Have you ever had a Wiki at work that people are supposed to edit? In my experience they either get like three contributions and never get used again or someone uses it for their personal scratchpad and nobody else looks at it. (I may or may not have been that guy.) Wikipedia makes this look easy, but I assure you it isn't. Getting the right system in place requires the right people leading the effort. People who care deeply about the end result before worrying about how they will personally benefit.
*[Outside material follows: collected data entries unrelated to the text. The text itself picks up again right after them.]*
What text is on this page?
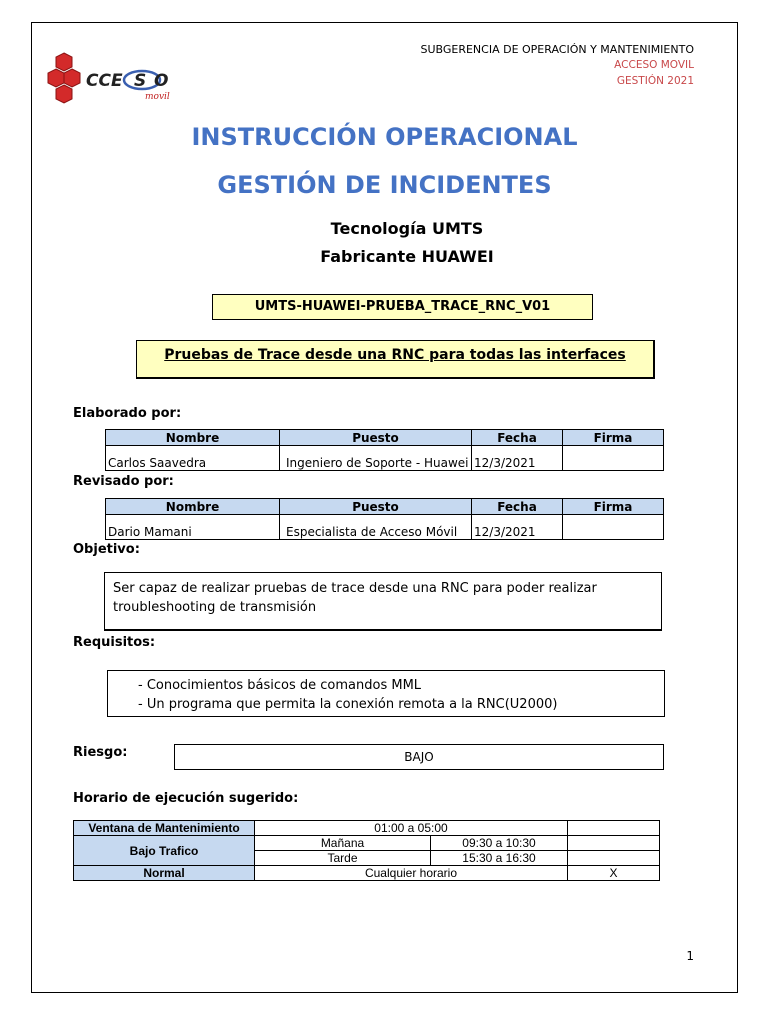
CCE S O
movil
SUBGERENCIA DE OPERACIÓN Y MANTENIMIENTO
ACCESO MOVIL
GESTIÓN 2021
INSTRUCCIÓN OPERACIONAL
GESTIÓN DE INCIDENTES
Tecnología UMTS
Fabricante HUAWEI
UMTS-HUAWEI-PRUEBA_TRACE_RNC_V01
Pruebas de Trace desde una RNC para todas las interfaces
Elaborado por:
Nombre	Puesto	Fecha	Firma
Carlos Saavedra	Ingeniero de Soporte - Huawei	12/3/2021	
Revisado por:
Nombre	Puesto	Fecha	Firma
Dario Mamani	Especialista de Acceso Móvil	12/3/2021	
Objetivo:
Ser capaz de realizar pruebas de trace desde una RNC para poder realizar troubleshooting de transmisión
Requisitos:
- Conocimientos básicos de comandos MML
- Un programa que permita la conexión remota a la RNC(U2000)
Riesgo:	BAJO
Horario de ejecución sugerido:
Ventana de Mantenimiento	01:00 a 05:00		
Bajo Trafico	Mañana	09:30 a 10:30	
	Tarde	15:30 a 16:30	
Normal	Cualquier horario		X
1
I've come to believe that Stack Overflow is good enough documentation. When other sources (especially the official documentation) are unclear, incomplete or wrong, someone will ask a question on Stack Overflow that someone else can answer. And when yet another person has that same question, there's a chance they will find their answer on Stack Overflow via Google. If you are the sit-in-a-comfy-chair-with-a-beverage-reading-the-manual type of person, that might not be very satisfying. But for the average person, it works.
Therefore, the bar to clear is slightly higher: can Stack Overflow Documentation exceed the usefulness of Stack Overflow Q&A? If I had to guess, the way such a feature could be developed would be if there was a demand for it from Enterprise and Teams customers. That would also be a decent laboratory for such an experiment.